Every creature has gifts that science is gradually discovering, such as the almost mathematically improbable migratory habits of penguins and the telescopic vision of hawks. These are prodigies of God’s extravagant love. The Christ Child arranged to be born in a makeshift menagerie rather than in a hotel where pets might not have been allowed. This Child “…is the image of the invisible God, the firstborn of every creature ... And he is before all things, and by him all things consist” (Colossians 1:15, 17). Animals at least could provide some body warmth, which in that fragile first moment of the Child’s exposed human nature was more important than any rhetoric, and more practical than the lofty song of angels.
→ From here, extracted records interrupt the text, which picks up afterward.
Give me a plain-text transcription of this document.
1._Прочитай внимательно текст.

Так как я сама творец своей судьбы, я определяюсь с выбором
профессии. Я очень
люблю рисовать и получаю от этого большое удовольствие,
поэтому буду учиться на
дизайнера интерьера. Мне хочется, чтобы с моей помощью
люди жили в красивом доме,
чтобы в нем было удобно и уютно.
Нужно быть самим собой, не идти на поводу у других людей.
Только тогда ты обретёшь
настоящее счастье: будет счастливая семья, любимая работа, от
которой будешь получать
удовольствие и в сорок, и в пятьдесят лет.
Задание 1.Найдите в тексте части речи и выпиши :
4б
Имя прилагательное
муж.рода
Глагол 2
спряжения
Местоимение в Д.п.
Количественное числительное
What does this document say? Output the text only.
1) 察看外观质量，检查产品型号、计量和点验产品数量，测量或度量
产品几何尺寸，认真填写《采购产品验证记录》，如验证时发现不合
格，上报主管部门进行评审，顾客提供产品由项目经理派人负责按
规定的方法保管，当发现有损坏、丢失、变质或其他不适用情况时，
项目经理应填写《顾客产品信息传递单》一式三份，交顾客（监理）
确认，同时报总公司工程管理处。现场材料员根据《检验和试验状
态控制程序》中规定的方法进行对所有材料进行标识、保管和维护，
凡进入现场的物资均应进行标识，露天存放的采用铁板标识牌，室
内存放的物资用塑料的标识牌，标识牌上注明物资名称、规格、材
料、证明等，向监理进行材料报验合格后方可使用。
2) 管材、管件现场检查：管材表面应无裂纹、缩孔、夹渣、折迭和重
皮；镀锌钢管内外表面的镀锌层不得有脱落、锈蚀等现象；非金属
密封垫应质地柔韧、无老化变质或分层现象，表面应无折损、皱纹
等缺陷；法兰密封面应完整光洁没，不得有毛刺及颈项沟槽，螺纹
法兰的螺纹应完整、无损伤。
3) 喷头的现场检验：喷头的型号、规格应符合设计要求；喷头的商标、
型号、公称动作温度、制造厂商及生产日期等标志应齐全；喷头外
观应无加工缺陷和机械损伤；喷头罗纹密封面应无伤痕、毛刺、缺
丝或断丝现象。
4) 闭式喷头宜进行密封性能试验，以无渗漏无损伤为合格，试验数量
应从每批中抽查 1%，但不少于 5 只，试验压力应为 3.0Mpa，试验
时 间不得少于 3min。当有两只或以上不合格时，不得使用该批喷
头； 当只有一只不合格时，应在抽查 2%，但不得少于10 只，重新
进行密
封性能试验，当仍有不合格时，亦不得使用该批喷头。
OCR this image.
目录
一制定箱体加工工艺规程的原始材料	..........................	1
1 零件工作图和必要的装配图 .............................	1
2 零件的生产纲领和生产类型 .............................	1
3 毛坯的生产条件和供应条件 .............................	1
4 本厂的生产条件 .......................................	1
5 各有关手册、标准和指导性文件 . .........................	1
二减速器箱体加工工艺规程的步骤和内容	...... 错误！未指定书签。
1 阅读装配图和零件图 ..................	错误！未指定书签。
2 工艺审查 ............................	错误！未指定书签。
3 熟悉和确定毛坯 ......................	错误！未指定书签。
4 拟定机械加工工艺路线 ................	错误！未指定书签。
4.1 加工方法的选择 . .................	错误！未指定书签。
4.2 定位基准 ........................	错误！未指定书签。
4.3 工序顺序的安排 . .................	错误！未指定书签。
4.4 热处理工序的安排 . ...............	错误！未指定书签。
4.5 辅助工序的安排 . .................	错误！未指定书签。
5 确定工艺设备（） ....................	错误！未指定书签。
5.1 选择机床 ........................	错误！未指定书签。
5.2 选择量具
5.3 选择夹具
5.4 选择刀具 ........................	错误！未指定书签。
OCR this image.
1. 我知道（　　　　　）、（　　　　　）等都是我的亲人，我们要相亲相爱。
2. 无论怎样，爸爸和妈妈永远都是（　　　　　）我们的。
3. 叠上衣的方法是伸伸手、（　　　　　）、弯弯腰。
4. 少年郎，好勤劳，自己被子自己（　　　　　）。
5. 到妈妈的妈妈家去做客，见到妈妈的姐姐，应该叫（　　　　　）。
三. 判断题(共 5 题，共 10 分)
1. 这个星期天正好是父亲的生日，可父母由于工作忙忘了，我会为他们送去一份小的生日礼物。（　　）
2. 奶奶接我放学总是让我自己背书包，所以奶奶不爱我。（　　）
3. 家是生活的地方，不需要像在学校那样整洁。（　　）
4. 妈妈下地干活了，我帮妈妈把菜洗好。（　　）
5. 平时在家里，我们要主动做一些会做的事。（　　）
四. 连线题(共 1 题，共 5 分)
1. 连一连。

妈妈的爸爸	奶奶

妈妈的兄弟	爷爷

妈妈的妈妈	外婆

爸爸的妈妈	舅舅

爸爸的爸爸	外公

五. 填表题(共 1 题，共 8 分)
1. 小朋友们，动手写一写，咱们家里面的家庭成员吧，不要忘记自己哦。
It may not be too fanciful to think that, as a donkey can live up to forty years, God’s providence might have arranged for a donkey in that stable to be the one that the Child grown into manhood rode into Jerusalem. At least it was some donkey, that with its hellish bray and flapping ears looked like the “devil’s walking parody” as Chesterton said, but equipped for that final triumph with “a shout about my ears, / And palms before my feet.” In 1898 Kaiser Wilhelm II entered Jerusalem on a white horse. In 1917 General Allenby pointedly entered on foot. A scraggly donkey was the most royal beast, for the rarest jewel of rulers is humility. “See, your king comes to you, righteous and victorious, lowly and riding on a donkey” (Zechariah 9:9).
Perhaps at Christ’s coming, with their sensory gifts we cannot yet fully understand, the animals in the stable knew more about the Holy Child than humans realize. In that first Christmas moment, they were able to do what only saints in heaven can do, for they gazed upon the face of God.
“The wolf will live with the lamb, the leopard will lie down with the goat, the calf and the lion and the yearling together; and a little child will lead them” (Isaiah 11:6).